Still, the move may signal that more property steps are coming, he added. “Looking ahead, we expect to see more easing on the demand side, such as lowering the down-payment ratio and easing purchase restrictions,” Hu said.

At the end of the day, however, a Mario Draghi-like "bazooka" will be needed. 

Such loosening may continue to be limited to smaller prefectures, such as in certain districts instead of in a city as a whole, said Ethan Wang, chief investment strategist at Standard Chartered Bank’s China wealth management business.

A “bazooka” package that can quickly turn the property sector around isn’t likely, said Nomura Holdings Inc.’s chief China economist Lu Ting.

And in an ominous repeat of events from late 2021 when China's property market imploded amid the cascade of property developer defaults starting with Evergrande, the renewed concerns about the property sector have increased pressure in China’s credit market. Declines in high-yield dollar bonds accelerated this month amid debt worries involving major builders Sino-Ocean Group Holding and Country Garden Holdings. Meanwhile, two smaller peers in late June failed to make bond payments.

Meanwhile, leading builder China Vanke said the nation’s home market is “worse than expected,” while Goldman Sachs Group Inc. now projects a higher default rate for Chinese high-yield property dollar bonds.

“As long as physical property has lost its investment appeal as an asset class, it will be difficult for homebuyer confidence to reverse and sales to pick up,” Bloomberg Intelligence credit analysts Andrew Chan and Daniel Fan wrote in a note on July 5. “Some surviving Chinese developers’ may choose to default or restructure rather than attempt to resolve their debt problems.”

Meanwhile, nothing changes and the latest credit data confirmed that China's economy is doomed to muddling along on a downward glideslope until something breaks. The silver lining: the latest credit data was at least a bit better than expected as RMB loan, TSF and M2 data in June all came in above expectations after the disappointing credit data in April and May. Here are the details:

  • New CNY loans: RMB 3.05tn in June beating consensus: RMB 2.25tn; Outstanding CNY loan growth: 11.3% yoy in June ; May: 11.4% yoy (+7.8% mom sa ann).
  • Total social financing: RMB 4.22 tn in June, beating consensus: RMB3.0tn; TSF stock growth: 9.0% yoy in June, vs. 9.5% in May. The implied month-on-month growth of TSF stock: 7.3% in June vs. 7.1% in May.
  • M2: 11.3% yoy in June beating consensus: 11.2% yoy; but down from May: 11.6% yoy

RMB loan month-over-month annualized growth was 12.7% in June, higher than 7.8% in May. The composition of loan data suggests broad improvement and stronger credit demand - household loan growth accelerated slightly to 7.7% month-over-month annualized from 7.2% in May, and corporate medium to long term loans grew 20.3% month-over-month annualized in June, vs 14.7% in May.

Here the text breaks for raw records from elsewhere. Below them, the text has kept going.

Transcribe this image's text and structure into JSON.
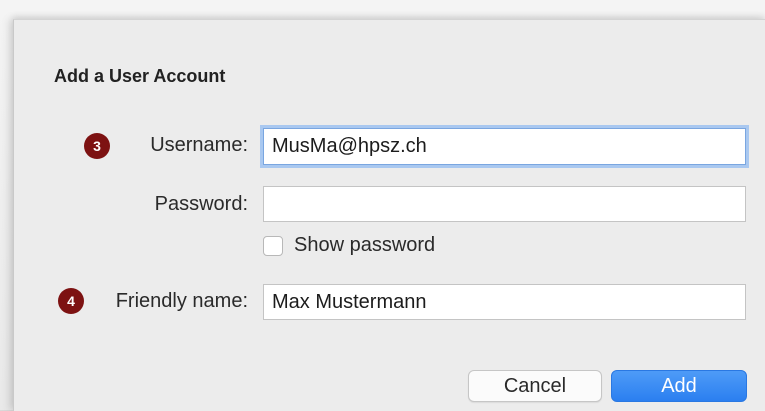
{
  "dialog": {
    "title": "Add a User Account"
  },
  "form": {
    "username": {
      "badge": "3",
      "label": "Username:",
      "value": "MusMa@hpsz.ch"
    },
    "password": {
      "label": "Password:",
      "value": ""
    },
    "show_password": {
      "label": "Show password",
      "checked": false
    },
    "friendly_name": {
      "badge": "4",
      "label": "Friendly name:",
      "value": "Max Mustermann"
    }
  },
  "buttons": {
    "cancel_label": "Cancel",
    "add_label": "Add"
  },
  "colors": {
    "badge": "#7d1212",
    "accent": "#2b7ff0",
    "focus_ring": "#a9c8f0"
  }
}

Overall total social financing month-over-month annualized growth was 7.3%, marginally higher than 7.1% in May, mainly on stronger RMB loans. Stronger - if still modest at best - policy support likely contributed to the higher loan and credit growth towards quarter-end. PBOC vowed to intensify countercyclical adjustment and cut policy interest rates in the middle of June. The combination of a large decline in fiscal deposits and higher government bond net issuance also pointed to faster fiscal expenditures in June.